Particulars | Amount | Adjustment | Current balance | Narrative |
Receivables net | 6,283 | 368 | 7,019 | The negative adjustment indicates more sales on credit. The result is increased receivables net |
Inventories | 44,269 | 1,311 | 45,580 | The negative adjustment reports more cash committed in stock purchase, therefore inventories increase |
Account payables | 47,060 | 1,813 | 48,873 | A positive adjustment indicates increased liabilities; thus, the unutilized cash increases the cash flow. |
Accrued liabilities | 22,159 | 183 | 22,342 | A positive adjustment on accrued liabilities indicates that with increased accrued liabilities, more cash gets freed for other activities within the business. |
Accrued income taxes | 428 | (40) | 388 | A negative adjustment on accrued income taxes indicates that the business has utilized the cash to reduce the tax owed, thus decreasing both the accrued income tax and the available cash flow. |
The cash flow statement breaks down the sources of cash flows to be either from operating, investing, or financing activities. Based on Walmart’s statement of cash flow, the business relies heavily on operating activities as its source of cash flow. The operating activities include the sale of merchandise such as groceries such as meat, deli, and bakery, frozen foods, floral and dry grocery. Also, health and wellness, such as pharmacy, optical, clinical, and medical products. Additionally, Walmart’s business involvement stretches to entertainment, home furnishing, fuel, and financial services. The negative cash flow from investing activities is due to long term investment, such as business acquisitions. Alternatively, it could be a warning sign for poor investment decisions made by the management of Walmart Company.

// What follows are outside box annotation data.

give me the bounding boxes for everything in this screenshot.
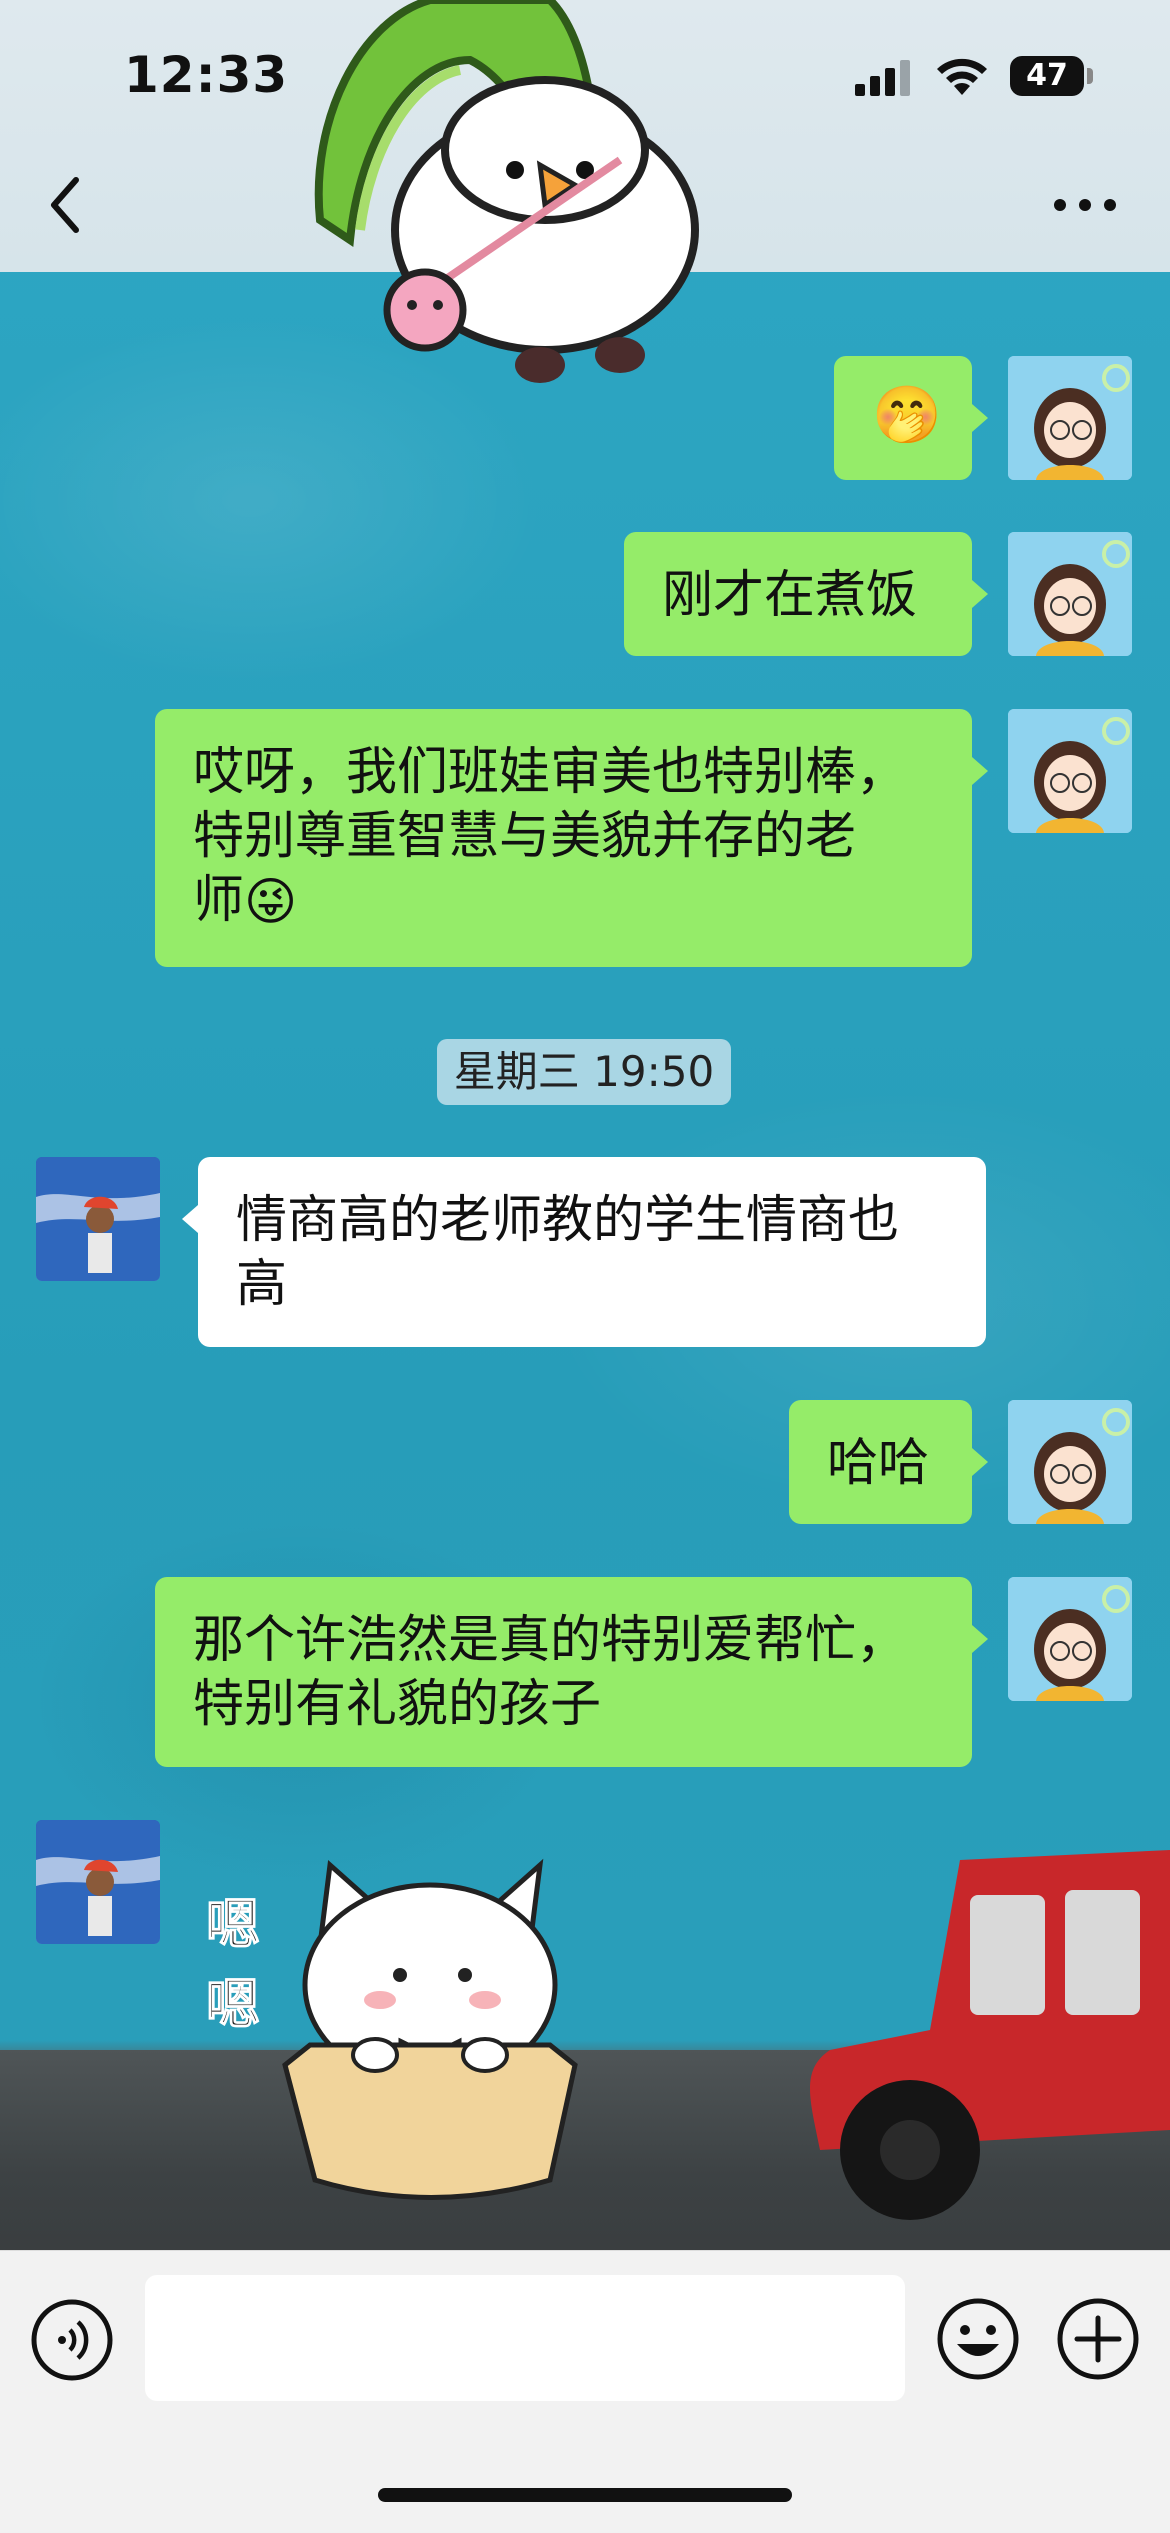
cellular-signal-icon bbox=[855, 60, 910, 96]
message-text: 刚才在煮饭 bbox=[662, 566, 918, 625]
home-indicator bbox=[378, 2488, 792, 2502]
avatar-me[interactable] bbox=[1008, 532, 1132, 656]
message-text: 情商高的老师教的学生情商也 高 bbox=[236, 1191, 900, 1314]
boy-avatar-icon bbox=[36, 1157, 160, 1281]
avatar-contact[interactable] bbox=[36, 1820, 160, 1944]
wifi-icon bbox=[937, 58, 987, 95]
bubble-tail bbox=[972, 580, 988, 608]
smiley-icon[interactable] bbox=[935, 2296, 1021, 2382]
ellipsis-icon[interactable] bbox=[1050, 190, 1120, 220]
message-text: 哎呀，我们班娃审美也特别棒， 特别尊重智慧与美貌并存的老 师😜 bbox=[193, 741, 942, 935]
voice-icon[interactable] bbox=[30, 2298, 114, 2382]
bubble-tail bbox=[972, 404, 988, 432]
plus-icon[interactable] bbox=[1055, 2296, 1141, 2382]
avatar-me[interactable] bbox=[1008, 709, 1132, 833]
avatar-me[interactable] bbox=[1008, 1400, 1132, 1524]
message-text: 那个许浩然是真的特别爱帮忙， 特别有礼貌的孩子 bbox=[193, 1611, 908, 1734]
cat-illustration bbox=[282, 1858, 578, 2200]
bubble-tail bbox=[972, 757, 988, 785]
emoji-face-hand-over-mouth: 🤭 bbox=[872, 383, 942, 448]
bubble-tail bbox=[972, 1625, 988, 1653]
girl-avatar-icon bbox=[1008, 1577, 1132, 1701]
emoji-winking-tongue: 😜 bbox=[244, 873, 298, 932]
message-bubble-mine[interactable]: 那个许浩然是真的特别爱帮忙， 特别有礼貌的孩子 bbox=[155, 1577, 972, 1767]
bubble-tail bbox=[972, 1448, 988, 1476]
message-input[interactable] bbox=[145, 2275, 905, 2401]
message-bubble-mine[interactable]: 刚才在煮饭 bbox=[624, 532, 972, 656]
girl-avatar-icon bbox=[1008, 709, 1132, 833]
girl-avatar-icon bbox=[1008, 532, 1132, 656]
message-bubble-mine[interactable]: 哈哈 bbox=[789, 1400, 972, 1524]
cat-in-box-sticker[interactable]: 嗯 嗯 bbox=[200, 1835, 600, 2215]
message-bubble-contact[interactable]: 情商高的老师教的学生情商也 高 bbox=[198, 1157, 986, 1347]
message-bubble-mine[interactable]: 🤭 bbox=[834, 356, 972, 480]
avatar-me[interactable] bbox=[1008, 356, 1132, 480]
chevron-left-icon[interactable] bbox=[40, 170, 90, 240]
time-divider: 星期三 19:50 bbox=[437, 1039, 731, 1105]
avatar-contact[interactable] bbox=[36, 1157, 160, 1281]
girl-avatar-icon bbox=[1008, 356, 1132, 480]
battery-tip bbox=[1087, 68, 1093, 84]
status-time: 12:33 bbox=[124, 46, 289, 104]
message-bubble-mine[interactable]: 哎呀，我们班娃审美也特别棒， 特别尊重智慧与美貌并存的老 师😜 bbox=[155, 709, 972, 967]
boy-avatar-icon bbox=[36, 1820, 160, 1944]
bubble-tail bbox=[182, 1205, 198, 1233]
background-car-illustration bbox=[810, 1850, 1170, 2220]
battery-indicator: 47 bbox=[1010, 56, 1084, 96]
girl-avatar-icon bbox=[1008, 1400, 1132, 1524]
duck-leaf-sticker bbox=[314, 0, 699, 383]
message-text: 哈哈 bbox=[827, 1434, 930, 1493]
avatar-me[interactable] bbox=[1008, 1577, 1132, 1701]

The net cash flow from financing activities was negative in 2019 and the previous year. The negative position is attributable to the purchase of stock and the payments done to long term debt and shareholders. The business could reverse the situation by acquiring a new loan and refinancing the existing debt. In small business, a lower percentage on the source of cash is from operation while as the business continues to grow, business owners obtain funding from debt and equity. However, for a well-established business such as Walmart Company, operating activities are a healthy way of getting cash flow from the business. Unlike other sources of cash flow such as investing and financing activities, since it focuses on the core business. As such, it’s a predictor of the financial health of the company. It, therefore, helps the management to generate and maintain sufficient cash for operational efficiency.
Accounting concepts
In the money measurement concept, Walmart operates in U.S dollars as their currency. Therefore the income received from other countries in various currencies gets converted to U.S dollars. Also, Walmart Company is a going concern as the operating activities indicates a position of liquidity. The assets embrace the cost concept as they get recorded in the balance sheet at cost. The business follows the duality concept where for every credit transaction, there’s a corresponding debit entry. Also, the company observes the materiality concept, which advocates ignoring transactions that have minimal impact on a financial statement such that by ignoring them, there’s no misleading of the user. Accrual concept forms a fundamental concept where the business records revenue as it gets earned as opposed to when it’s received. Additionally, the company matches the revenue earned with the expenses incurred based on the matching principle.